The Butcher Boy (Jordan, 1997)

(i remember liking this an inordinate amount in theaters and would appreciate the opportunity to check myself if only warner would release the bloody thing to dvd. was pressed on laserdisc in a tiny quantity and i held one in my hands at the virgin megastore but passed in favor of making rent for the month so my loss i guess)

The Double Life of Veronique (Kieslowski, 1991)

(though this is a miramax property it is available only from paramount in an ugly pan-and-scan version i mean what kind of idiot pans and scans art films anyway)

Gun Crazy (Ulmer, 1950)

(a low-down low-budget classic and maybe my favorite film noir ever)

Jeanne Dielman, 23 Quai du Commerce, 1080 Bruxelles (Akerman, 1975)

(it’s utterly crazy that a movie so revered is so completely unavailable on tape or disc anywhere in the world)

Cold Water (Assayas, 1994)

(ditto, plus the added spectacle of virginie ledoyen at 17)
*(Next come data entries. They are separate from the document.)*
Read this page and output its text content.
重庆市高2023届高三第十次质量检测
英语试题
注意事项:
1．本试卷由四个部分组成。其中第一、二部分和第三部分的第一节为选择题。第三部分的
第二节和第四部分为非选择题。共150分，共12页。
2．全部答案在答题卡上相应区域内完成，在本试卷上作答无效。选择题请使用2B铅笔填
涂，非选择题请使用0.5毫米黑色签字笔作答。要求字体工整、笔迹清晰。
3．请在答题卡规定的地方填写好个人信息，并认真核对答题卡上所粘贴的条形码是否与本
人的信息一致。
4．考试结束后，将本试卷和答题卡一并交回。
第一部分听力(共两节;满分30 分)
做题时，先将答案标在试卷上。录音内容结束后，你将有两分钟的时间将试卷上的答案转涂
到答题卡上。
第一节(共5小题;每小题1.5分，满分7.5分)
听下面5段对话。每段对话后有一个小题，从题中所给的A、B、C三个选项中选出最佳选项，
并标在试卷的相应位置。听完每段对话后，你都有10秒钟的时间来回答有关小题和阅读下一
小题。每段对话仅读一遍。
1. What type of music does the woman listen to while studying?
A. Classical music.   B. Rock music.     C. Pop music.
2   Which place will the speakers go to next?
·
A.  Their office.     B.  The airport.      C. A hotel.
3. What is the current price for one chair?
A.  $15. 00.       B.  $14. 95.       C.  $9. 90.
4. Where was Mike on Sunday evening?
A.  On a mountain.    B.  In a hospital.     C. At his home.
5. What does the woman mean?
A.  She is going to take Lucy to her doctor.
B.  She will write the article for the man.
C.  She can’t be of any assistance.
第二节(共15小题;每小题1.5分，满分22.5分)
Out of the Past (Tourneur, 1947)

(robert mitchum gives one of the great performances in film history in maybe my favorite film noir ever)

Persona (Bergman, 1966)

(yo mgm: this thing was recently restored for distribution in the u.s. but the only decent video version is almost 10 years old and missing shots from the opening montage so get off your collective ass and do bergman proud before the man dies for christ’s sake)

Prospero’s Books (Greenaway, 1991)

(the image laserdisc was a terrible botch with a cropped picture and truly bad sound)

Sunrise (Murnau, 1927)

(this was released by fox on laserdisc for about 20 minutes at the end of 1997 when i was poor and couldn’t afford to buy it)

Until the End of the World — super-extended version (Wenders, 1991/6)

(i skipped this when it showed at the director’s guild theater in manhattan mainly because i didn’t feel like having my ass pinched for five hours, but also because wim wenders told me himself, to my face, more than two years ago, that it was coming out on dvd. thanks bud.)